Written By: Russ Kelley, M.S. | Eukanuba™ & Royal Canin Pet Health & Nutrition Center

Humans can use topical supplements like moisturizing lotion or hair conditioner for good health, but a dog doesn’t have that luxury. The condition of a dog’s hair and skin comes from proper feeding, and it’s far more important than just making them look good. Healthy hair and skin protect them from the environment.

Skin and Coat Are a Dog’s Largest Organs

They’re also his first line of defense against illness. Hair and skin help protect a dog’s immune systems from allowing infection to be introduced to their bodies. Infection can enter the dog’s system through skin cuts, tears and wounds, which is why the topic is so important.

Skin Can Regenerate Itself

Skin cells are constantly replicated as epithelial cells are lost every day. Some are lost from normal cellular reproduction while others are removed when dogs run through fields and swim in rivers. The replacement of these cells requires a tremendous amount of protein and amino acids, so much so that from a requirement standpoint, the skin uses more protein than any other system including muscles. If you’ve ever noticed the cracked skin on a Lab that comes from repetitive water retrieves or the dry skin on a hard-working pointer then you know what I’m talking about. Those skin ailments come from the wetting and drying process just as they come from exposure to harsh terrain. Proper feeding can help resolve the problem, especially those foods that are rich in fatty acids. Those fatty acids should be balanced with protein as that combination helps keep their skin soft and smooth. Soft, supple skin doesn’t tear easily, and it keeps them protected.

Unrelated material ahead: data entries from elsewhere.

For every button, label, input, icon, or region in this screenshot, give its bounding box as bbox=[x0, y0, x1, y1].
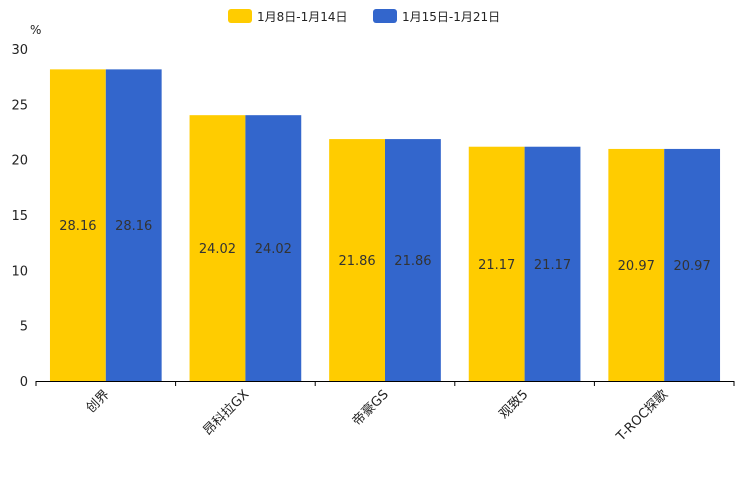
data-label: 24.02 bbox=[255, 242, 292, 257]
bars: 28.16 28.16 24.02 24.02 21.86 21.86 21.17 21.17… bbox=[49, 69, 721, 382]
y-tick-label: 0 bbox=[20, 375, 28, 390]
bar[interactable] bbox=[468, 146, 525, 381]
x-tick-label: 观致5 bbox=[497, 387, 532, 422]
data-label: 28.16 bbox=[115, 219, 152, 234]
x-tick-label: 创界 bbox=[84, 387, 113, 416]
data-label: 21.86 bbox=[338, 254, 375, 269]
data-label: 21.17 bbox=[478, 258, 515, 273]
legend-label[interactable]: 1月8日-1月14日 bbox=[257, 10, 348, 24]
legend: 1月8日-1月14日 1月15日-1月21日 bbox=[228, 9, 500, 24]
y-tick-label: 20 bbox=[11, 154, 28, 169]
bar[interactable] bbox=[49, 69, 106, 381]
x-tick-label: 昂科拉GX bbox=[201, 387, 253, 439]
y-tick-label: 10 bbox=[11, 264, 28, 279]
bar[interactable] bbox=[189, 115, 246, 382]
x-tick-label: T-ROC探歌 bbox=[613, 387, 671, 445]
x-axis: 创界 昂科拉GX 帝豪GS 观致5 T-ROC探歌 bbox=[35, 381, 735, 445]
legend-swatch bbox=[373, 9, 397, 23]
bar[interactable] bbox=[664, 148, 721, 381]
y-tick-label: 5 bbox=[20, 320, 28, 335]
data-label: 24.02 bbox=[199, 242, 236, 257]
data-label: 21.17 bbox=[534, 258, 571, 273]
legend-swatch bbox=[228, 9, 252, 23]
bar[interactable] bbox=[385, 139, 441, 381]
legend-label[interactable]: 1月15日-1月21日 bbox=[402, 10, 500, 24]
data-label: 20.97 bbox=[618, 259, 655, 274]
bar[interactable] bbox=[329, 139, 385, 381]
bar[interactable] bbox=[245, 115, 302, 382]
y-tick-label: 25 bbox=[11, 98, 28, 113]
data-label: 20.97 bbox=[674, 259, 711, 274]
data-label: 21.86 bbox=[394, 254, 431, 269]
bar[interactable] bbox=[524, 146, 581, 381]
y-tick-label: 15 bbox=[11, 209, 28, 224]
data-label: 28.16 bbox=[59, 219, 96, 234]
y-tick-label: 30 bbox=[11, 43, 28, 58]
bar[interactable] bbox=[608, 148, 665, 381]
bar[interactable] bbox=[105, 69, 162, 381]
y-axis: 0 5 10 15 20 25 30 bbox=[11, 43, 28, 390]
x-tick-label: 帝豪GS bbox=[349, 387, 392, 430]
y-axis-label: % bbox=[30, 23, 41, 37]
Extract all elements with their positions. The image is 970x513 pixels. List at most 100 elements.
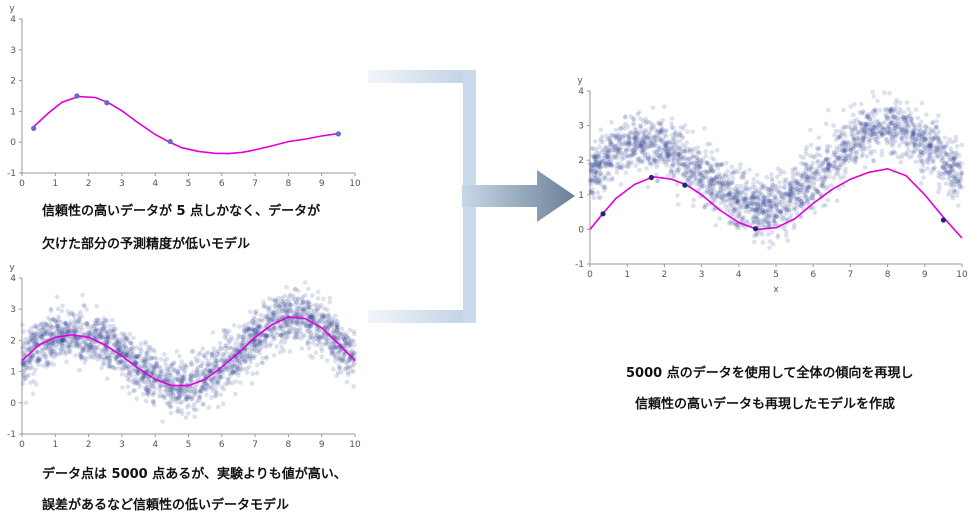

The Importance of Minerals

In addition to protein and fat, minerals are important for maintaining healthy hair. Zinc, selenium and vitamin E contribute to elasticity which reduces the impact of cuts, scratches, scrapes and punctures. Omega-3 fatty acids are what adds the sheen to a dog’s coat and help keep hair from breaking which would expose the dog's skin and potentially increase the risk of cutting. Open wounds invite disease. If your dog has dull hair then there likely is a nutritional gap that should be corrected. To select the right dog food, talk with your veterinarian.

Skin is a Measure of Health

But there is a direct correlation between a dog’s skin and its overall health, too. Epithelial cells found in the skin are also found in the GI tract. If nutrition is creating good, healthy skin then the GI tract is likely to be healthy as well. That’s important for processing food to help refuel all of the animal’s systems ranging from muscular to circulatory and respiratory.

Handlers usually notice a dog’s performance through its athleticism. Muscles, condition, and the ability to perform tasks are usually associated with their cardiovascular and muscular systems. But don’t overlook the skin and hair. If skin is cracked, dry or brittle and the hair is dull, look for a new food. A dog’s skin and coat are nourished from the inside-out. A healthy dog is a happy dog, and those kinds of pups love to work hard for their handlers.